DENIS URUBKO | The unbelievable summer of one of the best mountaineers in the world
Denis Urubko needs no introduction but we like to get down on paper who he is, because one the best actual mountaineers in the world is part of the team Kayland and we are honored by this.
“Why do you think Kayland chose you?”
“I think my way of living and facing alpinism have been the most attractive points: I’m always looking for something new, something to discover and something inside myself I can improve and improve. I never rest. Then, I think they like the way I approach mountains: for me, it’s not only walking, running, competing, ascending. For me, alpinism is an artistic dance”.
Denis has been “on a podium” for 21 years, recognised as a true adventurer, and he reached the most important achievements on high-altitude level above 6000 mt.
But Denis is a “hunter of 8000ers”, the 14 mountains that are more than 8000 metres in height above sea level: he became the 15th mountaineer to climb all the 8000ers and the 8th to achieve the feat without the use of supplementary oxygen.
His ascents are somehow mystic, not to say superhuman: he opened 5 new routes above 8000 metres in alpine style, that means the refusal of fixed ropes, high-altitude porters, supplemental oxygen and stocked camps.
Denis Urubko is a true athlete which managed to go beyond limits in Himalaya and Karakorum.
The Russian-Polish mountaineer has been rewarded in several sporting and humanitarian achievements during his careers, furthermore he is a writer and a speaker really appreciated by his audience, during conferences held in Russia, Poland, Spain and Italy about his expeditions.
Like any other mountaineer, Denis has a reliable ascent fellow, Maria Jose Cardell Fernandez, aka Pipi. Maria is a talented climber and mountaineer, rewarded both for her sporting achievements all over the world both for her literary and photographic merit.

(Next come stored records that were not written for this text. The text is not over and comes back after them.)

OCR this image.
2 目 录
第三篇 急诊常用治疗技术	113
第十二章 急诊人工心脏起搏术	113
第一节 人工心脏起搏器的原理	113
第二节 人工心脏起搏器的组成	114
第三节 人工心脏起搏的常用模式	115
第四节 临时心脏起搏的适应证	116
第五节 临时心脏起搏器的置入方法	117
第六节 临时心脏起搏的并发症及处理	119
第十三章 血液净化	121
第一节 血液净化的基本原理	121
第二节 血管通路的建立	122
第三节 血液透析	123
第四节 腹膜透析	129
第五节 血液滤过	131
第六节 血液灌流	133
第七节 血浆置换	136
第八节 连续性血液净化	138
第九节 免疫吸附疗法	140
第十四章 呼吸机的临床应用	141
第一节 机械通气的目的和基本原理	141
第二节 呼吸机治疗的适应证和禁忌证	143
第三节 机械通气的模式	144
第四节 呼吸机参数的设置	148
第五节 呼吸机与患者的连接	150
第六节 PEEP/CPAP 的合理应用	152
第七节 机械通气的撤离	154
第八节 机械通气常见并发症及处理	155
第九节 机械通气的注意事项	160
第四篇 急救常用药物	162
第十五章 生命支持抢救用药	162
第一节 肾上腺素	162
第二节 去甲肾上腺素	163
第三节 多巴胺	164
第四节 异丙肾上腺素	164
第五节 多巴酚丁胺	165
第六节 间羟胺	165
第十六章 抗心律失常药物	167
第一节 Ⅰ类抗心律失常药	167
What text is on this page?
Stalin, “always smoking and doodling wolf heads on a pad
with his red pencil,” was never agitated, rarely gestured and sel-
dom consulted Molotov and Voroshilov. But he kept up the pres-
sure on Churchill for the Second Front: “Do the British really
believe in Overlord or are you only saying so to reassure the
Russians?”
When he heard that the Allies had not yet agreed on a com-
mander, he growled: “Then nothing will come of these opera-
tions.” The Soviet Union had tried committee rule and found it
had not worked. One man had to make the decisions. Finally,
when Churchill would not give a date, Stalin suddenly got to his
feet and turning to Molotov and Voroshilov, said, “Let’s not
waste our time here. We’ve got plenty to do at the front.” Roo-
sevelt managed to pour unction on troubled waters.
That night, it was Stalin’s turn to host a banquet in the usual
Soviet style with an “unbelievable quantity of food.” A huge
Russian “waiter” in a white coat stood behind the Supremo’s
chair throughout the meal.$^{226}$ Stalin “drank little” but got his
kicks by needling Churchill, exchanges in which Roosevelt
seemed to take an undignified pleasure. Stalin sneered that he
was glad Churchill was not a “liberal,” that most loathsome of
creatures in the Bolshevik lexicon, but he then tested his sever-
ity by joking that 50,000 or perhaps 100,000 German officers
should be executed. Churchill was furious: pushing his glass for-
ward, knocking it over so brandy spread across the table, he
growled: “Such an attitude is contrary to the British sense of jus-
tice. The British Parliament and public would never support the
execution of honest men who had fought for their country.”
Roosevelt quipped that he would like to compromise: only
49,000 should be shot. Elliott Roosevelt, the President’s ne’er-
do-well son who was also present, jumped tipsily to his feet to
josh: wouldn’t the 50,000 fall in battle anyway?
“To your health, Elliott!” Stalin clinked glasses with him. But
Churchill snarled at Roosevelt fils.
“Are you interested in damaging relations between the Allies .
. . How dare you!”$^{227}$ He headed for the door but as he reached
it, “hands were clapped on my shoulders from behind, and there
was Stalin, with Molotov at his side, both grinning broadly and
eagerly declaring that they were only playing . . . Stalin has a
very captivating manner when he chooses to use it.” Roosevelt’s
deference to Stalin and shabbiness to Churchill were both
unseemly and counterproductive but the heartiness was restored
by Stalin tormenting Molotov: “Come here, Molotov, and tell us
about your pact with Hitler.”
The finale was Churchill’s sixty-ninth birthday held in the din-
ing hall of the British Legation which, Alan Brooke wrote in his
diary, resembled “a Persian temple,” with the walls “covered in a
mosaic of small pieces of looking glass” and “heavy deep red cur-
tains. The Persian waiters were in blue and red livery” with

Denis’s and Maria’s unbelievable summer
In the summer of 2019, the couple of mountaineers undertook an expedition to Karakorum, with the purpose of opening a new route in alpine style to the Gasherbrum II, 8035 mt. It’s one of the most interesting mountains of the “Himalayan crown”, a mountain range made of 8000ers.
To complete the idea of an artistic ascent has been a dream for many generations of mountaineers, but just about 10 routes have been opened during the history of high-altitude exploration.
- Approach trekking
On 18th July, Denis and Pipi leave to ascent the GII and acclimatize. During the approach trekking, Maria falls badly with serious consequences for her back, but despite the pain she stands stoically at the basecamp to support her companion, who decides to go on a solo ascent.
- 4 high-altitude rescues
On July 20th, the mountaineer Francesco Cassardo is injured when falls 500 metres during a rope while descending Gasherbrum VII and gets stuck for 2 days at 6300 metres. His fellow climber, the mountaineer Cala Cimenti, attends to him and takes action to organize relief efforts, with the help of other mountaineers in the area, like Marco Confortola, which give the maximum support.
Since the helicopter is long in coming, another 4 mountaineers move away, including Denis Urubko and his companion Don Bowie, both just returned from Gasherbrum II. The group builds a sled to transport Cassardo to the BC, facilitating the work to the helicopter to transport the injured to the hospital.
Denis never takes a rest and he is always vigilant: in between he is protagonist of other 3 high-altitude rescues, between 5500 and 6300 metres.
Those are difficult days, he is concerned for Pipi and for the bad weather, but finally Denis can focus on his personal challenges.
- 8001, the expedition boot
Denis Urubko can finally test the expedition boot 8001, created in collaboration with Kayland: a made-to-measure mountaineering boot which is a powerful mix of technologies, such as the sole Vibram® Teton and the midsole Smart PU.
- Opening of the new route on Gasherbrum II
On 31st July, two days after turning 46, Denis leaves the advanced BC and spends 24 hours of difficult efforts, deep snow of plateu and summit rocky triangle.
Thanks to the years of intensive training, to his unbelievable power and also to a bit of luck, Denis gets to the top of Gasherbrum II on the late evening of August 1st, opening a new route which he names “Honeymoon” in homage to his marriage with Pipi Cardell. This extraordinary ascent is completed solo and without oxygen, in pure alpine style.
Mission accomplished! No doubt about it.
Closed an expedition, a true adventurer starts planning the next one.
Denis has unveiled his mid-term plans recently: the winter ascent of Broad Peak and K2, very important challenge.